When you’re making the decision to move or spend some time abroad, there’s always something you’re going to forget. The experience will most likely be one of the most memorable times of your life, but how can you make it even better?
Here are four things you can do to make your time abroad even better:
Travel as much as you can
When you look back on your time abroad, the chances are you won’t remember the classes you took, or the work that you did. You’ll remember the places you visited and the memories you made in those places. Traveling across whichever country you end up in is one of the most important things a traveling student can do, and it doesn’t have to cost a lot either.
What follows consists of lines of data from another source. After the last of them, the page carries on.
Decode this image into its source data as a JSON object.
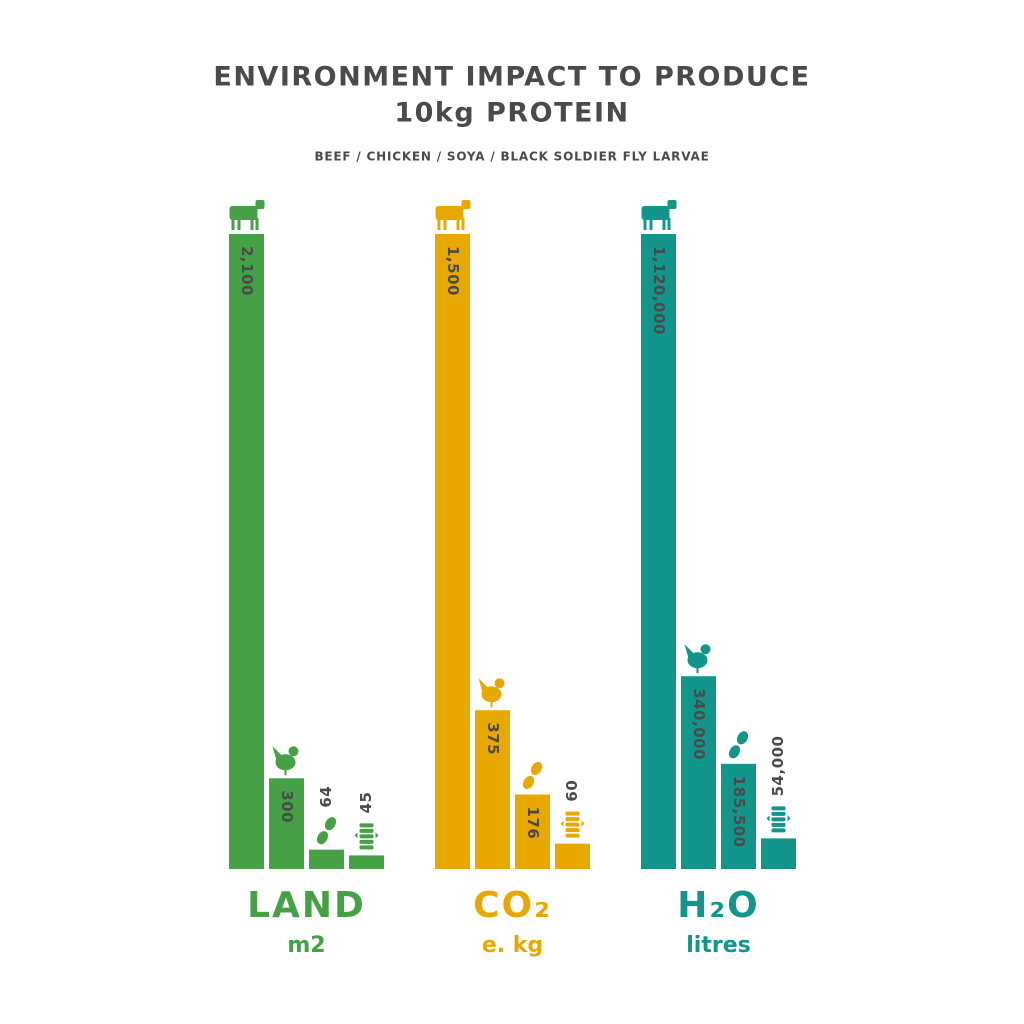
{
  "title_lines": [
    "ENVIRONMENT IMPACT TO PRODUCE",
    "10kg PROTEIN"
  ],
  "subtitle": "BEEF / CHICKEN / SOYA / BLACK SOLDIER FLY LARVAE",
  "chart_data": [
    {
      "type": "bar",
      "title": "LAND",
      "unit": "m2",
      "color": "#46a046",
      "values": [
        2100,
        300,
        64,
        45
      ],
      "value_labels": [
        "2,100",
        "300",
        "64",
        "45"
      ],
      "ylim": [
        0,
        2100
      ]
    },
    {
      "type": "bar",
      "title": "CO₂",
      "unit": "e. kg",
      "color": "#e9a800",
      "values": [
        1500,
        375,
        176,
        60
      ],
      "value_labels": [
        "1,500",
        "375",
        "176",
        "60"
      ],
      "ylim": [
        0,
        1500
      ]
    },
    {
      "type": "bar",
      "title": "H₂O",
      "unit": "litres",
      "color": "#12958a",
      "values": [
        1120000,
        340000,
        185500,
        54000
      ],
      "value_labels": [
        "1,120,000",
        "340,000",
        "185,500",
        "54,000"
      ],
      "ylim": [
        0,
        1120000
      ]
    }
  ]
}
There are a multitude of ways you can knock down the cost of this to ensure you create the best memories possible.
Travel for the language AND the culture
When I moved abroad for the year, I was somewhat conditioned to be believe that the only benefit I might receive was increased language skills. This couldn’t have been more wrong. I learnt so much more about Spanish culture than I ever thought possible, especially around Christmas (for example, the fact that the Three Kings day (7th Jan) seemed so much more important to my host family and other Spaniards than Christmas, and that a roscón (a cake that is only available in Spain at Christmas) is a tradition that would never pass the UK’s food and health and safety standards (they hide small plastic collectable figurines inside the cake that you could very easily swallow (I almost did)).
Fully immerse yourself
A few years ago I would never have the confidence to live abroad, but having done it, and fully engaged with the experience knowing I got the most out of it, it makes looking back on the photos all the more special. For me, this took the role of living with a Spanish host family and studying at a Spanish university. Although it was mentally, and sometimes emotionally, taxing, I came home from my time abroad as a more confident Spanish speaker who was more adaptable to foreign situations.
Nobody is perfect, and I certainly wasn’t when I was abroad. The amount of times I made a fool of myself in front of a class full of Spanish students, or had to stand up and do a presentation and immediately forgot every Spanish word I knew. It’s these moments that I wish I could forget sometimes, but these are arguably the moments that were the biggest learning curves. I was pushing myself way out of my comfort zone and that was proof enough of that. Not many people are brave enough to spend a week, a month or a year in a foreign country, but it’s those moments that remind me of how big that step actually was, and I’m proud I did it.